Protein kinases and their substrates in brown adipose tissue from newborn rats

Abstract

The 100 000 × g supernatant fraction of brown fat from newborn rats catalyzed the cyclic AMP-dependent phosphorylation of both histone and a preparation of proteins from the same subcellular fraction (endogenous proteins). The apparent affinity for ATP was lower for the phosphorylation of the endogenous proteins than for the phosphorylation of histone. In order to discover whether the phosphorylation of histone and the endogenous proteins were catalyzed by different enzymes, the 100 000 × g supernatant was fractionated by ion-exchange and adsorption chromatography. Three different cyclic AMP-dependent protein kinases and one cyclic AMP-independent protein kinase were separated and partially purified. Each of these enzymes catalyzed the phosphorylation of both substrates, and the difference in apparent K m for ATP remained. Neither affinity chromatography on histone-Sepharose, nor electrophoresis on polyacrylamide gels resulted in the separation of the phosphorylation of histone from that of the endogenous proteins of any of the partially purified kinases.
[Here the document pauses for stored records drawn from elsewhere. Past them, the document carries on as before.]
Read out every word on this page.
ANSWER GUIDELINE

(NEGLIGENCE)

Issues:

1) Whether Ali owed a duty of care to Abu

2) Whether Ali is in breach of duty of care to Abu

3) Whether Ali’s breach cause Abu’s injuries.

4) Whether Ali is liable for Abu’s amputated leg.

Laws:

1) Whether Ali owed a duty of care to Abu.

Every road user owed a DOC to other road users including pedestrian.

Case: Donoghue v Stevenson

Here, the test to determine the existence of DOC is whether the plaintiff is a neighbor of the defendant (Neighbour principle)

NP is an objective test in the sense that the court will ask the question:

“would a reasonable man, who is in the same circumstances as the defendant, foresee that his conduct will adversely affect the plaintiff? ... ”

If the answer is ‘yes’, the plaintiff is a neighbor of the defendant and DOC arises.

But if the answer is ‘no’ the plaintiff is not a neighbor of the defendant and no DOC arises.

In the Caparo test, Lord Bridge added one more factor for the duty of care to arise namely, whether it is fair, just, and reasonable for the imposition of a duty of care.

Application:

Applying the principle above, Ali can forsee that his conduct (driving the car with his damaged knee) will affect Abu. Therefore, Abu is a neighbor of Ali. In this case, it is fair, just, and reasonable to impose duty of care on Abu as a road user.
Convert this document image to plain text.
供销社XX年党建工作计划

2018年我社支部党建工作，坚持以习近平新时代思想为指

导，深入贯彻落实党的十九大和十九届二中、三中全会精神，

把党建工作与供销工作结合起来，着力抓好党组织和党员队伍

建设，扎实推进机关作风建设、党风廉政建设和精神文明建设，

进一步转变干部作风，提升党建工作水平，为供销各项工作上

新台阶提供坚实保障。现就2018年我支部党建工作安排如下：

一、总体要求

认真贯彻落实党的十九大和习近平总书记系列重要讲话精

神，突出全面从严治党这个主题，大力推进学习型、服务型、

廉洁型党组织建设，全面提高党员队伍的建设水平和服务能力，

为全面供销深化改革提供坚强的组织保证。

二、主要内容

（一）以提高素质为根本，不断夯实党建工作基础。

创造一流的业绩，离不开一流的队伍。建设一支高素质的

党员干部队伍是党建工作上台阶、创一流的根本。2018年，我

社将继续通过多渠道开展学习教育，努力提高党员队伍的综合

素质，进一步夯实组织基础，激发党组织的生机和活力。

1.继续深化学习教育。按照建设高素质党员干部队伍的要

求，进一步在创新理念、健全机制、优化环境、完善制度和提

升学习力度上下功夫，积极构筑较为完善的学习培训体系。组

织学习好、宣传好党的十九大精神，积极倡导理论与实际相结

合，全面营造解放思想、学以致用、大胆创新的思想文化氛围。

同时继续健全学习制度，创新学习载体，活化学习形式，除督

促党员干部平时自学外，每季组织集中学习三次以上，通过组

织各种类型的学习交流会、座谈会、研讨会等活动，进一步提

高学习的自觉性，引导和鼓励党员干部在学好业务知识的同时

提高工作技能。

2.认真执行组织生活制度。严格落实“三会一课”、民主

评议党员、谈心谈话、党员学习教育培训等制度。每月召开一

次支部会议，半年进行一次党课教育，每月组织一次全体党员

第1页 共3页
Moreover, experiments in which the phosphorylated substrates were separated by differential precipitation with trichloroacetic acid showed that the endogenous proteins competitively inhibited the phosphorylation of lysine-rich histone. It is concluded that each of the partially purified kinase preparations contains protein kinase, which catalyzes the phosphorylation of both substrates. The difference in apparent K m for ATP was found to be due to the presence in the endogenous protein preparation of a low molecular weight compound which competes with ATP. This was not ATP nor the modulator protein. The ratio of the phosphorylation of endogenous proteins to that of histone was much higher for the cyclic AMP-independent kinase preparation than for the other enzymes. Electrophoresis of the endogenous substrates in the presence of sodium dodecyl sulphate showed that the enzyme phosphorylated a greater number of proteins than did the cyclic AMP-dependent kinases. The phosphorlation of endogenous proteins relative to that of histone was significantly lower for one of the cyclic AMP-dependent kinases than for the other two. This differences was not reflected in a different pattern of phosphorylation of the individual proteins of the endogenous mixture.